Meinung : Zuwanderung: Überholen, ohne einzuholen

Hans Monath

Womit hat die Union das eigentlich verdient? Gleichsam mit der Lupe hat die politische Öffentlichkeit verfolgt, wie CDU und CSU Schritt für Schritt ein gemeinsames Konzept für die Zuwanderung erarbeiten. Vor lauter Konzentration auf die Unterschiede, auf Nuancen der Wortwahl bei der Vorstellung des Papiers, ging dabei fast die wichtigste Botschaft verloren: Die Union ist einen weiten Weg gegangen.

Während sich Angela Merkel und Edmund Stoiber viele Fragen zum Thema Einwanderung gefallen lassen mussten, steht die Partei des Kanzlers still im Windschatten der Aufmerksamkeit. Wo, bitte, bleiben eigentlich die Vorstellungen der Sozialdemokraten darüber, für welche Menschen die deutschen Grenzen sich öffnen sollen?

Es ist schon seltsam, dass die Mehrheitsfraktion der Regierung sich von der Opposition überholen lässt und noch immer kein eigenes Einwanderungskonzept vorgelegt hat.
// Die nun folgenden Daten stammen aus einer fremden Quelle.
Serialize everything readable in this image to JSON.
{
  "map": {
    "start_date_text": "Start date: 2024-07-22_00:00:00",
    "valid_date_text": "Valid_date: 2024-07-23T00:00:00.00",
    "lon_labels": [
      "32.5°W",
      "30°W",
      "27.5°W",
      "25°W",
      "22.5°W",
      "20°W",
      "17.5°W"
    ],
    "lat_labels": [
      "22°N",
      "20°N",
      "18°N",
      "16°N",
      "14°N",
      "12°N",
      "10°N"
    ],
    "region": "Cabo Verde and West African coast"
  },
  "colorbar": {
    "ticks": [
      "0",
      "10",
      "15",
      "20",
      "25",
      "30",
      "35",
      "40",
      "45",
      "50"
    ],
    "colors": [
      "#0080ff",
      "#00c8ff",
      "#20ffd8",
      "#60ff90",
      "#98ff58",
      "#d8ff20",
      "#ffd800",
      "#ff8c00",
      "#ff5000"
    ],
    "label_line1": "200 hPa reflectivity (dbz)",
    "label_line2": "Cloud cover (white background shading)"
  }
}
Was die Arbeitsgruppe ihrer Fraktion gegenwärtig hinter verschlossenen Türen verhandelt, darüber wird wenig bekannt.

Natürlich warten in der Einwanderungsdebatte alle auf den Bericht der Süssmuth-Kommission. Es wäre jedoch keine Misstrauenserklärung gegen deren Arbeit, wenn die SPD-Parlamentarier unabhängig davon ihren Willen deutlich machten. Oder würde ein solches Selbstbewusstsein den Konsens-Ansatz des Kanzlers torpedieren?
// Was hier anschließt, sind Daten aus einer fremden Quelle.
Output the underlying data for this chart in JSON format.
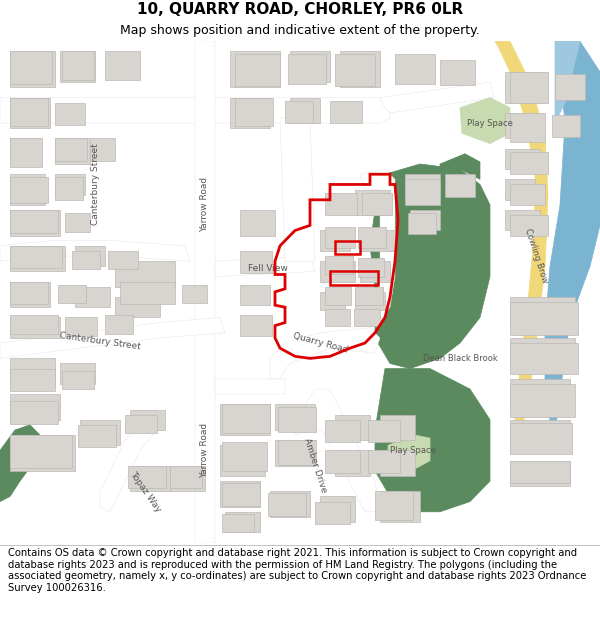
{
  "title": "10, QUARRY ROAD, CHORLEY, PR6 0LR",
  "subtitle": "Map shows position and indicative extent of the property.",
  "footer": "Contains OS data © Crown copyright and database right 2021. This information is subject to Crown copyright and database rights 2023 and is reproduced with the permission of HM Land Registry. The polygons (including the associated geometry, namely x, y co-ordinates) are subject to Crown copyright and database rights 2023 Ordnance Survey 100026316.",
  "map_bg": "#f0eeeb",
  "road_color": "#ffffff",
  "building_color": "#d8d5d0",
  "building_edge": "#bcb9b4",
  "green_dark": "#5a8a5e",
  "green_light": "#c8dab0",
  "water_color": "#9ec8e0",
  "river_color": "#7ab4d0",
  "yellow_road": "#f0d878",
  "red_outline": "#dd0000",
  "title_fontsize": 11,
  "subtitle_fontsize": 9,
  "footer_fontsize": 7.2,
  "label_color": "#555555",
  "label_fontsize": 6.5
}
Der SPD wäre es am liebsten, wenn sie das Thema Einwanderung vor dem Wahljahr vom Tisch hätte - und da sich die Union bewegt hat, stehen die Chancen für eine Einigung nicht schlecht. Seit der Hessenwahl 1999, als Roland Koch mit Unterschriftenlisten Stimmung für Stimmen machte, wissen Koalitionspolitiker, wie verwundbar sie in diesem Punkt sind. Also versucht die SPD in der Einwanderungsdebatte den Ball flach zu halten, wie der Kanzler das nennen würde.

Nur wenige Nachrichten dringen aus der Arbeitsgruppe. SPD-Fraktionsvize Ludwig Stiegler hat zumindest die Grundlinie verraten: Wer nicht gerade in Bangalore zum Hightech-Spezialisten ausgebildet wurde, muss draußen bleiben. Der parlamentarische Geschäftsführer Wilhelm Schmidt sagt frank und frei: Die Vorstellungen seiner Partei sind von denen der Union nicht weit entfernt.
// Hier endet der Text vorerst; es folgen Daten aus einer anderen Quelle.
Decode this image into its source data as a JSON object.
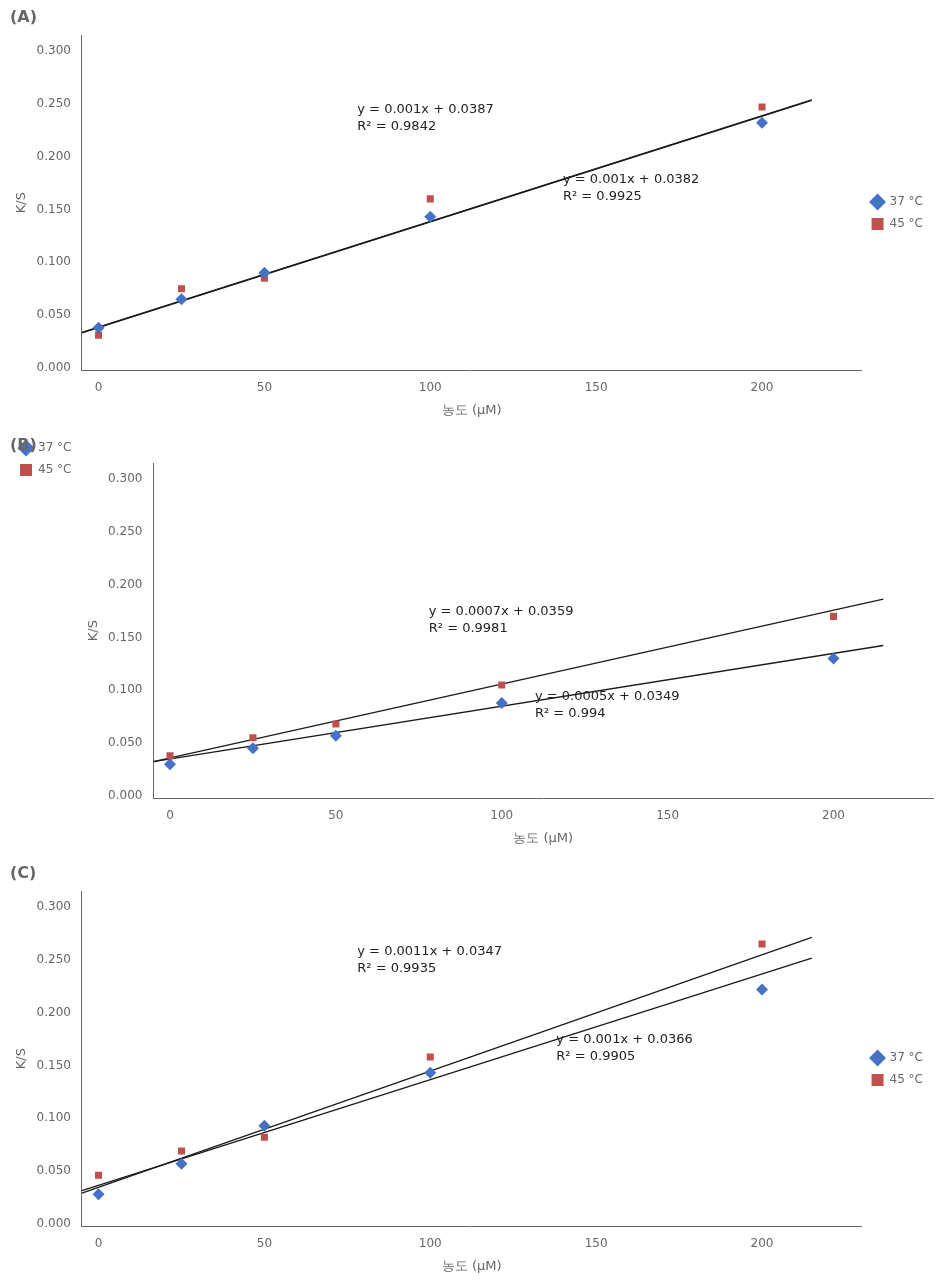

Für die Grünen, die nicht nur eine Minimallösung wollen, sondern den großen Wurf, sind das schlechte Nachrichten. Sie wollen mehr als nur die "Green Card" für Computerspezialisten - etwa die im Koalitionsvertrag vereinbarte Prüfung des Flughafenasyls und die Erleichterung des Familiennachzugs. Aber in einem Klima, in dem die meisten Deutschen mehr Zuwanderer als bisher ablehnen, werden die Strategen im Kanzleramt das Reizthema Asyl kaum anfassen.

Edmund Stoiber hat der SPD nun vorgeworfen, sie nehme die Ängste der Menschen nicht ernst und verbanne die Zuwanderungsdebatte hinter verschlossene Türen. Das ist nur halb richtig. Genau vor den Ängsten der Menschen weicht die SPD ja zurück. Es ist nur so, dass ein idealistisches Selbstbild, das auf SPD-Parteitagen schöne Beschlüsse hervorbringt, offensichtlich zu den eigenen Wählern nicht recht passt. Zwei Auswege gibt es: Man kann die Menschen vom eigenen Idealismus überzeugen. Oder Abschied von den eigenen Vorstellungen nehmen. Ganz still und leise. Da hat Edmund Stoiber wiederum Recht.